The Tangine is an Indian restaurant on Ninth Avenue, mere steps from the Port Authority Bus Terminal and a place that sells slices of pizza for 99 cents. It is here, in their decrepit basement, amateur comedy is thrown forth. The walk to the Tangine is jarring. It's only a few blocks from Times Square, certainly the most garish section of New York; a neon testament to excess. Once you leave the permeating glow and head west however, the streets turn dank and gritty, the light dissipating. This is the section of Manhattan known as Hell's Kitchen. Across the street from the Port Authority two lines form, one for admittance to a soup kitchen and another for a homeless shelter.

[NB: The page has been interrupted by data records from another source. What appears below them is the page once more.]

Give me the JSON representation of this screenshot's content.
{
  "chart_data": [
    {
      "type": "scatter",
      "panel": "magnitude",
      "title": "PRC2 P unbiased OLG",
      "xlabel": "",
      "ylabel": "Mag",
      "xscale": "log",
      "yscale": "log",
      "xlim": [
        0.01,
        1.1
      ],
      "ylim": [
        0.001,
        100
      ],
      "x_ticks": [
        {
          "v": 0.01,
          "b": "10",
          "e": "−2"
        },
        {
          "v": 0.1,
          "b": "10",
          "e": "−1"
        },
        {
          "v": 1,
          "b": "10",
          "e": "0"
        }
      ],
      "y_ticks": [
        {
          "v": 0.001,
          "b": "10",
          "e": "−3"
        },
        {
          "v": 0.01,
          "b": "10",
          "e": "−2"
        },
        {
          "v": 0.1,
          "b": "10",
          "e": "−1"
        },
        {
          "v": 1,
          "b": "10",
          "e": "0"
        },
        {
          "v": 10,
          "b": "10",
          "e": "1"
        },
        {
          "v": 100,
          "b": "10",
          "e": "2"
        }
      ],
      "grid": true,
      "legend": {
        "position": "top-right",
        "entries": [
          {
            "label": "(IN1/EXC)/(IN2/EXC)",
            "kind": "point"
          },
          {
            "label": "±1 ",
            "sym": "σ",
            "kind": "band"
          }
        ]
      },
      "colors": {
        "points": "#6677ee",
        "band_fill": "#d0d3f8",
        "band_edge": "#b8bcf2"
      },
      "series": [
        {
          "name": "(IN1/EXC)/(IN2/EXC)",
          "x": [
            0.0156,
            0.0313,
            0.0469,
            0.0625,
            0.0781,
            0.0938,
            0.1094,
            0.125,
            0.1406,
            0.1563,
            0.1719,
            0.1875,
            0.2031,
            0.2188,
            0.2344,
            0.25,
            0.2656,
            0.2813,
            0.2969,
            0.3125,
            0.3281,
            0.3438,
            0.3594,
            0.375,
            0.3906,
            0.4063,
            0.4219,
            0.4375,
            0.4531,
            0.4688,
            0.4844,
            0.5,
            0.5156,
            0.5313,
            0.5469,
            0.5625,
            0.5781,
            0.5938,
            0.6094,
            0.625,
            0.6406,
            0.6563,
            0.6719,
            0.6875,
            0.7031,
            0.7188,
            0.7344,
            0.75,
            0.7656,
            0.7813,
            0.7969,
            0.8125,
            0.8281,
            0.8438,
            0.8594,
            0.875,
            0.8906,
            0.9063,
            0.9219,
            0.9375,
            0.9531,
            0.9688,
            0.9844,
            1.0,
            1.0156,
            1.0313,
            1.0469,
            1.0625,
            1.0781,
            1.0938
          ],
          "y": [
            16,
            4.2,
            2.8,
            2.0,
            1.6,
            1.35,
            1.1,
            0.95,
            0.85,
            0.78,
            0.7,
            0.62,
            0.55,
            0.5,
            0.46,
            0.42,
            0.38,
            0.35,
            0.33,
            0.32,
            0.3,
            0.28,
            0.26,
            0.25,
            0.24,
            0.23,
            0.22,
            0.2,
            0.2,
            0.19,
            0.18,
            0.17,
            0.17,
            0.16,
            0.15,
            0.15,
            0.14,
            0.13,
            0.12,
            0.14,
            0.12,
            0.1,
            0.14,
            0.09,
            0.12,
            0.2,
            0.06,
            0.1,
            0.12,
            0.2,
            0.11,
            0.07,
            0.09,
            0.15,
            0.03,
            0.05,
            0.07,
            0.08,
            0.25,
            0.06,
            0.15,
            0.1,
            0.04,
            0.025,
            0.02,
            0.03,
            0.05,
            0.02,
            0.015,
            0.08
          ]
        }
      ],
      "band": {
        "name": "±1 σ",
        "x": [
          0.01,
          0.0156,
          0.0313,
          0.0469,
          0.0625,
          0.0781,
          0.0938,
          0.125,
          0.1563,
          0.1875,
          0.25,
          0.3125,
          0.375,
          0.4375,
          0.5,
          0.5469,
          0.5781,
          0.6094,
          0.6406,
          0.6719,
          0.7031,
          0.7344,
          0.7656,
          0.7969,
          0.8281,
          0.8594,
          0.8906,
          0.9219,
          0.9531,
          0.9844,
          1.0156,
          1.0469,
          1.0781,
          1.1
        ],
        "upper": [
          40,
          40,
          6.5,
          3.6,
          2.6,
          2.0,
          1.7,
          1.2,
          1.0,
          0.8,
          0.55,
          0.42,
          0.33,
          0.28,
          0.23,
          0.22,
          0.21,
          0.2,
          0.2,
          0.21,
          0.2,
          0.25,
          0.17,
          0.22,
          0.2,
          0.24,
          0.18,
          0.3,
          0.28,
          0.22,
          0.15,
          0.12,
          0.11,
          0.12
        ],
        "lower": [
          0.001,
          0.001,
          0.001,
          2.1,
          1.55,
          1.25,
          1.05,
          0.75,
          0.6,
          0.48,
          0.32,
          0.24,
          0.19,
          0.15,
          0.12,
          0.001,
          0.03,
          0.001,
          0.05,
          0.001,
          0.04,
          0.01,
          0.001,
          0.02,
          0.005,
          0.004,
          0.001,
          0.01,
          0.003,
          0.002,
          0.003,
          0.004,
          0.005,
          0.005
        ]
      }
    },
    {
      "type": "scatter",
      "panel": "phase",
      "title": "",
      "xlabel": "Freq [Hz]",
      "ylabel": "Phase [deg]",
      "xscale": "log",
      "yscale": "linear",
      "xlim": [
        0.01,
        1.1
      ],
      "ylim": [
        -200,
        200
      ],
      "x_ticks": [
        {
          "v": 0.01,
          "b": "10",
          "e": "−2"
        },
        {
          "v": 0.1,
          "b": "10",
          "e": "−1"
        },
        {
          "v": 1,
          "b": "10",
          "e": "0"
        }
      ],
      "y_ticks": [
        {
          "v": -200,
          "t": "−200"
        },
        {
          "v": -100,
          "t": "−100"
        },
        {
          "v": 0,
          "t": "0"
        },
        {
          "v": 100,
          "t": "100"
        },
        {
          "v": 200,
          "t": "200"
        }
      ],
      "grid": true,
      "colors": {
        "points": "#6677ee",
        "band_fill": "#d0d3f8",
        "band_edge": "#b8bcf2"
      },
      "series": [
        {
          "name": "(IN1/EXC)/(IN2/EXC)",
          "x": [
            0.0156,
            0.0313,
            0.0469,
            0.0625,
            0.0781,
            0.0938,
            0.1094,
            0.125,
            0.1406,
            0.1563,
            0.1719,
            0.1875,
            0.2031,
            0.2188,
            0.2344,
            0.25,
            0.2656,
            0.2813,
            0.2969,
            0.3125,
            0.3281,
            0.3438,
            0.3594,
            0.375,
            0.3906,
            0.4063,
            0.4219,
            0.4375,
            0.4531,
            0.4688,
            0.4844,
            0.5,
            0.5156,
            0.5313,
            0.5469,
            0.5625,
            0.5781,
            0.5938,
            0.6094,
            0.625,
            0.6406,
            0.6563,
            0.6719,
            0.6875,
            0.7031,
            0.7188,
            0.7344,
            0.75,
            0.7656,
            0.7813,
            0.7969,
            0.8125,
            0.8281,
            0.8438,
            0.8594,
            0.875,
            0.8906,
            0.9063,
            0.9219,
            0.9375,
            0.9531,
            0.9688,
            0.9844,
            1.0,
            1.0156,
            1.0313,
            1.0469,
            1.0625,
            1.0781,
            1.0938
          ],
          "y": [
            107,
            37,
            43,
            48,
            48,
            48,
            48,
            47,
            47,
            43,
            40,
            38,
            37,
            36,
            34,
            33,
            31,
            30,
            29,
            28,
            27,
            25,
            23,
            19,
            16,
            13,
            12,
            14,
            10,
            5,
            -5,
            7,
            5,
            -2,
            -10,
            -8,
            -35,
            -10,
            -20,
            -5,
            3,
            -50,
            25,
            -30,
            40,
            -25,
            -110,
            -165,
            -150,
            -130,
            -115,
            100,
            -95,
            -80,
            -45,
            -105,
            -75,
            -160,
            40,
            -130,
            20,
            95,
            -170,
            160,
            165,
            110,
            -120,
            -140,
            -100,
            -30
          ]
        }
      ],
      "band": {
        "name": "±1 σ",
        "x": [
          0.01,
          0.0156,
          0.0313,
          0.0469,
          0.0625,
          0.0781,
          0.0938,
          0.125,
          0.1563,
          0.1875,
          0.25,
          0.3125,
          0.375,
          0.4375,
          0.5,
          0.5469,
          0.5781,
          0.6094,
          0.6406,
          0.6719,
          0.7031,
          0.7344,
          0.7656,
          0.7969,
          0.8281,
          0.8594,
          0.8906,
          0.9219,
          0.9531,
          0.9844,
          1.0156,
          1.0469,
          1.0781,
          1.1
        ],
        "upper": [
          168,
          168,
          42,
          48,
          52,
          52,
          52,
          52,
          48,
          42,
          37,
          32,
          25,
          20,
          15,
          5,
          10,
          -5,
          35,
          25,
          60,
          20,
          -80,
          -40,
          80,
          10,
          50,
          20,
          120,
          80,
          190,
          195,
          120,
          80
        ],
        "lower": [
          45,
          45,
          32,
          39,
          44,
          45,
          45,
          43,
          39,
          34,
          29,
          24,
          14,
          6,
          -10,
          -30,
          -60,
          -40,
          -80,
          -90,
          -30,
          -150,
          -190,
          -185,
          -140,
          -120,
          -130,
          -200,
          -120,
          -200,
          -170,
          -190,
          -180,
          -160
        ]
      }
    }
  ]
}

The vagabonds cluster, protecting themselves from the cold. Hell's Kitchen isn't as bad as it once was (according to Wikipedia) and like many other parts of the city it is being rapidly gentrified. But walking down these streets, you would never guess it. The juxtaposition between Hell's Kitchen and mid-town is astounding. It's crazy to think that here, while hundreds wait for a bowl of soup and a cup of coffee, thousands are a few blocks away, paying $11 for a beer.

The first time I went to the Tangine was over a month ago and I was certain I was in the wrong room. It wasn't your typical comedy haunt. The Tangine is tiny, and adorned in a way that befits an Indian restaurant. In addition to the aforementioned nipple art, there are low-hanging lamps which do a pitiful job of illuminating the room. Most of the chairs are couches or ottomans, all red and orange, all ornate. There is a tiny bar up front. It’s just the type of bar I have come to hate, filled only with decorative bottles of liquor and drinks that glow. Here, it’s impossible to get a Miller High Life or Coors Light, but there is a wide selection of exotic, foreign beers which will undoubtedly taste awful and require financial aid. Tending bar was a trendy and sheik looking woman with a sign above her that read: Stop Bitching, Start a Revolution. I can only assume they mean stop bitching about the prices.

Round the corner of the bar are the stairs and the passageway to the Your Grandparent’s Basement open mic. The title is apropos; the room is quite literally a poorly furnished basement. Several old leather couches scatter about. Crude Christmas decorations -shabby lights and plastic streamers- hang on the walls. The microphone is at the front of the room, yards away from the crowd. I’ve done this mic twice and although I enjoyed it both times, I didn’t do so great at either of them.

The host is an amicable chap, goes by the name of Calvin. Calvin was good enough to refer me to his temp agency, which has since set me up with the only steady work I’ve had in months. Just another juicy tidbit for Gregory Quinn Trivia Purists. The first time I did Calvin’s show, the comics were heckled by a stray cat who managed to get stuck in the walls of the Tangine basement. It howled the whole night, and just about every comedian made reference to it, though none of us did anything to help the poor feline. We just riffed on it, as its screams and meows filled the silence of our failed jokes.

Last week at the Basement was more of the same. I started off strong but finished with a dud, which of course is not the proper way to structure your set, but they way I always do it anyway. I try to rectify it. If one joke kills at the beginning of a set on a regular basis, I’ll move it to the end and try it as a closer. But the second I do this, the joke ceases to be funny. It must have something to do with my delivery. Perhaps I am fuller of zeal at the beginning of my set, and it compensates for weaker material. All things to work on my friends.

I helped myself to 99-cent pizza after I left the Tangine. Hard to resist such a deal. The joint was hopping, clearly much of the clientele were the same patrons of the soup kitchens and shelters, their one slice of cheese pizza the reward for an entire day’s haul of cans.